Being heart centred in our parenting is about committing to nurturing the best possible relationship with our children. The starting point for fostering love, connection, trust and kindness is in how we view children. What is our image of them? What do we see as their 'place' in the relationship? What are we expecting from them?
Respecting children means we see them as a fully fledged person, while also having a reverence for childhood as its own unique stage.
Children are not mini adults, people in training, or 'just a child'. They are children, period.

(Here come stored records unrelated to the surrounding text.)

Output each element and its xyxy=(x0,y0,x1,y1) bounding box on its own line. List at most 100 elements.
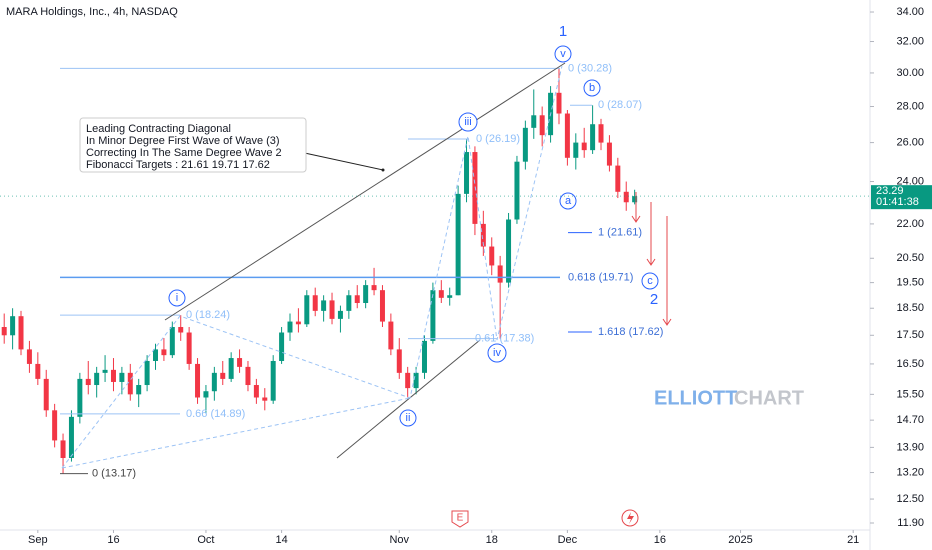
candle-body xyxy=(379,290,385,322)
annotation-pointer-end xyxy=(381,168,385,172)
earnings-icon[interactable] xyxy=(451,510,469,528)
candle-body xyxy=(590,124,596,151)
candle-body xyxy=(371,285,377,291)
wave-label: 2 xyxy=(650,291,658,308)
candle-body xyxy=(68,416,74,459)
fib-label: 0 (13.17) xyxy=(92,468,136,480)
candle-body xyxy=(413,372,419,389)
countdown-label: 01:41:38 xyxy=(876,196,919,208)
wave-label: iv xyxy=(493,347,501,359)
candle-body xyxy=(632,196,638,203)
candle-body xyxy=(262,397,268,401)
x-tick-label: 21 xyxy=(847,534,859,546)
fib-label: 1 (21.61) xyxy=(598,227,642,239)
candle-body xyxy=(127,372,133,395)
annotation-box xyxy=(79,117,307,173)
wave-circle: iv xyxy=(487,343,507,363)
candle-body xyxy=(85,378,91,386)
y-tick-label: 32.00 xyxy=(896,35,924,47)
watermark: CHART xyxy=(734,387,804,409)
wave-label: 1 xyxy=(559,23,567,40)
y-tick-label: 15.50 xyxy=(896,388,924,400)
fib-label: 0 (26.19) xyxy=(476,133,520,145)
annotation-line: Leading Contracting Diagonal xyxy=(86,123,231,135)
y-tick-label: 28.00 xyxy=(896,100,924,112)
annotation-line: Correcting In The Same Degree Wave 2 xyxy=(86,147,282,159)
candle-body xyxy=(203,391,209,398)
candle-body xyxy=(102,369,108,373)
candle-body xyxy=(144,360,150,386)
wave-label: v xyxy=(560,48,566,60)
candle-body xyxy=(10,316,16,336)
candle-body xyxy=(94,372,100,386)
fib-label: 0 (18.24) xyxy=(186,309,230,321)
y-tick-label: 11.90 xyxy=(897,517,924,529)
candle-body xyxy=(253,385,259,398)
candle-body xyxy=(354,295,360,304)
candle-body xyxy=(304,295,310,325)
annotation-pointer xyxy=(299,151,384,171)
candle-body xyxy=(169,327,175,356)
candle-body xyxy=(346,295,352,311)
candle-body xyxy=(119,372,125,382)
candle-body xyxy=(539,115,545,136)
y-tick-label: 19.50 xyxy=(896,277,924,289)
candle-body xyxy=(522,127,528,162)
candle-body xyxy=(573,142,579,158)
candle-body xyxy=(211,372,217,392)
wave-label: b xyxy=(589,82,595,94)
candle-body xyxy=(228,358,234,379)
last-price-label: 23.29 xyxy=(876,185,904,197)
y-tick-label: 34.00 xyxy=(896,6,924,18)
candle-body xyxy=(161,349,167,356)
dividend-bolt xyxy=(627,512,634,524)
candle-body xyxy=(287,321,293,333)
earnings-label: E xyxy=(457,513,464,524)
candle-body xyxy=(464,152,470,194)
candle-body xyxy=(153,349,159,361)
candle-body xyxy=(110,369,116,382)
wave-path xyxy=(61,397,411,469)
x-tick-label: Sep xyxy=(28,534,48,546)
candle-body xyxy=(556,92,562,114)
annotation-line: Fibonacci Targets : 21.61 19.71 17.62 xyxy=(86,159,270,171)
x-tick-label: 14 xyxy=(275,534,287,546)
candle-body xyxy=(220,372,226,379)
candle-body xyxy=(1,327,7,336)
x-tick-label: Nov xyxy=(389,534,409,546)
candle-body xyxy=(279,332,285,361)
projection-arrows xyxy=(631,192,672,326)
annotation-line: In Minor Degree First Wave of Wave (3) xyxy=(86,135,280,147)
candle-body xyxy=(136,385,142,395)
fib-label: 0.61 (17.38) xyxy=(475,333,534,345)
candle-body xyxy=(321,300,327,311)
candle-body xyxy=(430,290,436,341)
x-tick-label: Dec xyxy=(558,534,578,546)
candle-body xyxy=(405,372,411,389)
fib-label: 0 (28.07) xyxy=(598,99,642,111)
y-tick-label: 26.00 xyxy=(896,136,924,148)
y-tick-label: 12.50 xyxy=(896,493,924,505)
wave-circle: c xyxy=(641,272,659,290)
y-tick-label: 24.00 xyxy=(896,175,924,187)
candle-body xyxy=(623,191,629,203)
wave-label: i xyxy=(176,292,178,304)
x-tick-label: 16 xyxy=(107,534,119,546)
wave-path xyxy=(61,65,563,469)
candle-body xyxy=(421,340,427,373)
candle-body xyxy=(186,332,192,364)
fib-label: 0.66 (14.89) xyxy=(186,408,245,420)
x-tick-label: 18 xyxy=(486,534,498,546)
candle-body xyxy=(506,219,512,283)
wave-circle: i xyxy=(168,289,186,307)
candle-body xyxy=(489,246,495,266)
candle-body xyxy=(35,363,41,379)
candle-body xyxy=(295,321,301,325)
candle-body xyxy=(178,327,184,333)
candle-body xyxy=(43,378,49,411)
candle-body xyxy=(26,349,32,364)
candle-body xyxy=(581,142,587,151)
x-tick-label: 16 xyxy=(654,534,666,546)
candle-body xyxy=(337,310,343,319)
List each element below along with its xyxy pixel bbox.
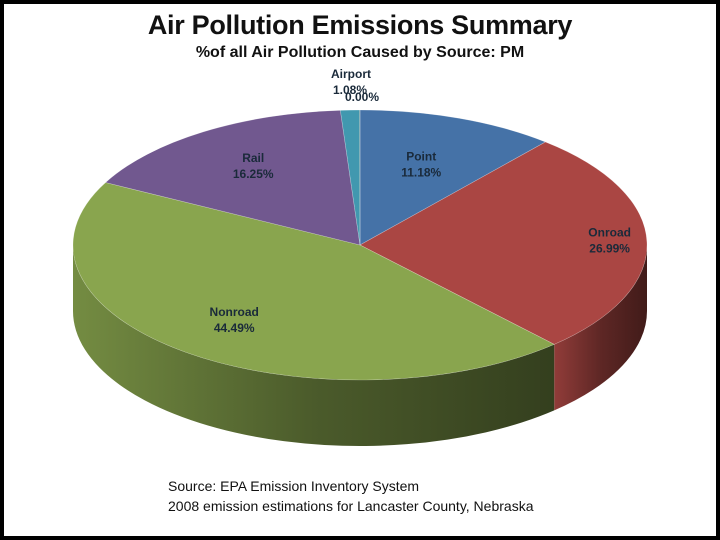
pie-label-airport-name: Airport bbox=[331, 67, 371, 81]
pie-labels: Point 11.18% Onroad 26.99% Nonroad 44.49% Rail… bbox=[210, 67, 631, 335]
pie-label-onroad-value: 26.99% bbox=[589, 242, 630, 256]
chart-subtitle: %of all Air Pollution Caused by Source: … bbox=[195, 44, 525, 61]
pie-label-point-name: Point bbox=[406, 149, 436, 163]
source-line-2: 2008 emission estimations for Lancaster … bbox=[168, 498, 534, 514]
pie-slice-airport bbox=[340, 109, 361, 246]
source-line-1: Source: EPA Emission Inventory System bbox=[168, 478, 420, 494]
pie-side-onroad bbox=[554, 245, 647, 411]
pie-side-nonroad bbox=[73, 245, 555, 446]
pie-label-rail-value: 16.25% bbox=[233, 167, 274, 181]
pie-label-nonroad-value: 44.49% bbox=[214, 321, 255, 335]
pie-sides bbox=[73, 245, 647, 446]
pie-label-nonroad-name: Nonroad bbox=[210, 305, 259, 319]
source-note: Source: EPA Emission Inventory System 20… bbox=[168, 476, 533, 516]
pie-slices bbox=[72, 109, 648, 381]
pie-slice-point bbox=[359, 109, 547, 246]
pie-label-point-value: 11.18% bbox=[401, 165, 441, 179]
pie-label-onroad-name: Onroad bbox=[588, 226, 631, 240]
pie-slice-rail bbox=[104, 110, 361, 246]
chart-title: Air Pollution Emissions Summary bbox=[147, 10, 573, 40]
pie-slice-nonroad bbox=[72, 182, 555, 381]
pie-label-rail-name: Rail bbox=[242, 151, 264, 165]
pie-label-airport-value: 1.08% bbox=[333, 83, 367, 97]
pie-label-unnamed-value: 0.00% bbox=[345, 90, 379, 104]
pie-slice-onroad bbox=[359, 141, 648, 345]
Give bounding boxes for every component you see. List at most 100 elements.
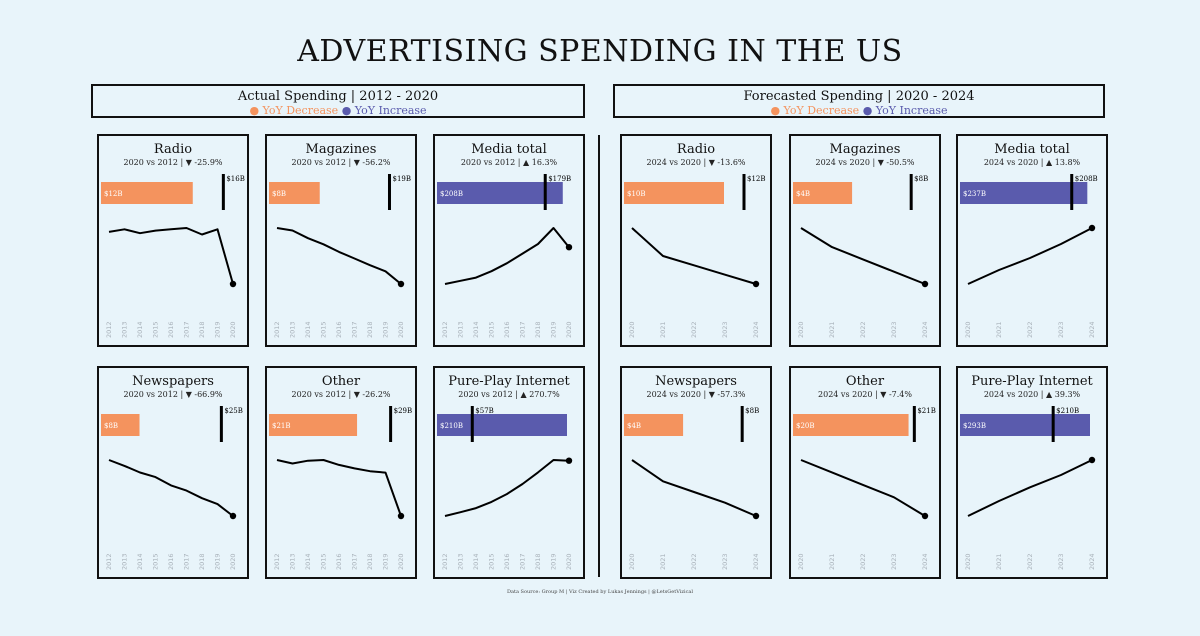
- x-tick-label: 2015: [320, 553, 328, 570]
- end-point: [229, 280, 237, 288]
- chart-title: Pure-Play Internet: [971, 374, 1093, 389]
- chart-panel: Magazines 2020 vs 2012 | ▼ -56.2% $8B $19B 2…: [265, 134, 417, 347]
- x-tick-label: 2020: [964, 321, 972, 338]
- forecasted-spending-header: Forecasted Spending | 2020 - 2024 ● YoY …: [613, 84, 1105, 118]
- x-tick-label: 2013: [457, 321, 465, 338]
- chart-panel: Other 2020 vs 2012 | ▼ -26.2% $21B $29B 2012…: [265, 366, 417, 579]
- current-value-label: $4B: [796, 190, 810, 198]
- legend-decrease: ● YoY Decrease: [249, 104, 339, 117]
- x-tick-label: 2013: [289, 553, 297, 570]
- chart-svg: $4B $8B 2020 2021 2022 2023 2024: [793, 174, 929, 338]
- chart-title: Magazines: [305, 142, 377, 157]
- legend-increase: ● YoY Increase: [341, 104, 427, 117]
- x-tick-label: 2019: [550, 553, 558, 570]
- x-tick-label: 2019: [214, 321, 222, 338]
- x-tick-label: 2016: [335, 553, 343, 570]
- reference-value-label: $21B: [917, 407, 936, 415]
- x-tick-label: 2017: [519, 321, 527, 338]
- reference-marker: [389, 406, 393, 442]
- x-tick-label: 2020: [229, 553, 237, 570]
- reference-value-label: $179B: [548, 175, 571, 183]
- current-value-bar: [793, 414, 909, 436]
- chart-title: Radio: [676, 142, 716, 157]
- chart-subtitle: 2024 vs 2020 | ▲ 39.3%: [983, 390, 1081, 399]
- trend-line: [967, 459, 1093, 517]
- x-tick-label: 2022: [690, 321, 698, 338]
- x-tick-label: 2015: [488, 321, 496, 338]
- x-tick-label: 2023: [890, 553, 898, 570]
- reference-marker: [387, 174, 391, 210]
- x-tick-label: 2017: [519, 553, 527, 570]
- reference-marker: [1070, 174, 1074, 210]
- current-value-label: $20B: [796, 422, 815, 430]
- chart-panel: Newspapers 2020 vs 2012 | ▼ -66.9% $8B $25B…: [97, 366, 249, 579]
- chart-title: Pure-Play Internet: [448, 374, 570, 389]
- x-tick-label: 2014: [136, 553, 144, 570]
- x-tick-label: 2020: [397, 321, 405, 338]
- reference-marker: [219, 406, 223, 442]
- trend-line: [800, 227, 926, 285]
- current-value-label: $8B: [272, 190, 286, 198]
- actual-spending-header: Actual Spending | 2012 - 2020 ● YoY Decr…: [91, 84, 585, 118]
- x-tick-label: 2018: [534, 321, 542, 338]
- section-title: Actual Spending | 2012 - 2020: [237, 89, 439, 104]
- chart-svg: $10B $12B 2020 2021 2022 2023 2024: [624, 174, 766, 338]
- x-tick-label: 2014: [136, 321, 144, 338]
- end-point: [397, 512, 405, 520]
- current-value-bar: [269, 182, 320, 204]
- chart-panel: Radio 2020 vs 2012 | ▼ -25.9% $12B $16B 2012…: [97, 134, 249, 347]
- x-tick-label: 2022: [859, 321, 867, 338]
- x-tick-label: 2012: [105, 321, 113, 338]
- current-value-bar: [624, 182, 724, 204]
- chart-panel: Pure-Play Internet 2020 vs 2012 | ▲ 270.7…: [433, 366, 585, 579]
- x-tick-label: 2020: [964, 553, 972, 570]
- trend-line: [967, 227, 1093, 285]
- x-tick-label: 2012: [441, 321, 449, 338]
- current-value-label: $8B: [104, 422, 118, 430]
- x-tick-label: 2024: [1088, 321, 1096, 338]
- chart-title: Media total: [471, 142, 547, 157]
- x-tick-label: 2012: [441, 553, 449, 570]
- reference-value-label: $8B: [914, 175, 928, 183]
- x-tick-label: 2019: [550, 321, 558, 338]
- x-tick-label: 2015: [152, 553, 160, 570]
- reference-value-label: $57B: [475, 407, 494, 415]
- current-value-label: $21B: [272, 422, 291, 430]
- x-tick-label: 2020: [229, 321, 237, 338]
- chart-title: Newspapers: [655, 374, 737, 389]
- x-tick-label: 2020: [565, 553, 573, 570]
- x-tick-label: 2023: [721, 321, 729, 338]
- x-tick-label: 2018: [366, 321, 374, 338]
- reference-value-label: $12B: [747, 175, 766, 183]
- trend-line: [276, 227, 402, 285]
- x-tick-label: 2015: [488, 553, 496, 570]
- x-tick-label: 2013: [121, 553, 129, 570]
- current-value-label: $4B: [627, 422, 641, 430]
- x-tick-label: 2021: [828, 553, 836, 570]
- chart-subtitle: 2020 vs 2012 | ▼ -56.2%: [291, 158, 391, 167]
- x-tick-label: 2017: [183, 553, 191, 570]
- legend: ● YoY Decrease ● YoY Increase: [93, 104, 583, 117]
- chart-subtitle: 2024 vs 2020 | ▼ -13.6%: [646, 158, 746, 167]
- reference-value-label: $16B: [226, 175, 245, 183]
- x-tick-label: 2018: [198, 321, 206, 338]
- x-tick-label: 2016: [167, 321, 175, 338]
- x-tick-label: 2018: [534, 553, 542, 570]
- x-tick-label: 2021: [659, 553, 667, 570]
- x-tick-label: 2017: [351, 553, 359, 570]
- trend-line: [108, 459, 234, 517]
- current-value-bar: [101, 414, 140, 436]
- chart-title: Newspapers: [132, 374, 214, 389]
- chart-panel: Pure-Play Internet 2024 vs 2020 | ▲ 39.3%…: [956, 366, 1108, 579]
- current-value-label: $237B: [963, 190, 986, 198]
- reference-value-label: $210B: [1056, 407, 1079, 415]
- x-tick-label: 2012: [273, 553, 281, 570]
- x-tick-label: 2012: [273, 321, 281, 338]
- page-title: ADVERTISING SPENDING IN THE US: [297, 34, 903, 69]
- reference-value-label: $8B: [745, 407, 759, 415]
- x-tick-label: 2016: [503, 553, 511, 570]
- current-value-bar: [624, 414, 684, 436]
- x-tick-label: 2022: [1026, 321, 1034, 338]
- reference-marker: [740, 406, 744, 442]
- x-tick-label: 2013: [457, 553, 465, 570]
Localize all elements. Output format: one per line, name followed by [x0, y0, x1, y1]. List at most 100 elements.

They are different from us in their needs and how they experience life, but just as worthy of respect and kindness. In fact, given their vulnerability and impressionable way of soaking in the social life around them, they are perhaps due an even greater respect. When we stop and think about how 'whole' our children are after only a few years (if that) on our planet, we should be completely amazed by them.
How do you view the child?
We need to view our children as the capable, willing, wise, inspiring, wonderful, curious people that they are. We can recognise how much learning is still ahead of them and show understanding when they make missteps and try ill-fitting behaviours on for size.
Living and learning are inextricably linked, and our child needs a partner on this journey, not a critic.
We blur the responsibilities we have if, in our quest to be kind, we put adult weight on little shoulders.
Children need equal respect but not equal decision making powers. We are the more experienced member in the partnership and our child feels safe in the knowledge that they are not being made to entirely captain their own ship.
We must let the child be a child, while we enact the parent role but we can consciously keep kindness in mind.
What was it like when you were little?
If we remember what it was like to be young and make mistakes we can respond instead of just react when challenges arise.
Summon up the image of the child-you and recall what you needed. Was it someone who viewed us as 'naughty' and incompetent, or someone who saw us for what we were - a learner who would keep growing with increased experience, maturity and support.
The images we hold influence our perspective and so we owe it to our children to view them in a light that comes from our hearts and sees all the good in theirs. That is the foundation for a beautiful relationship.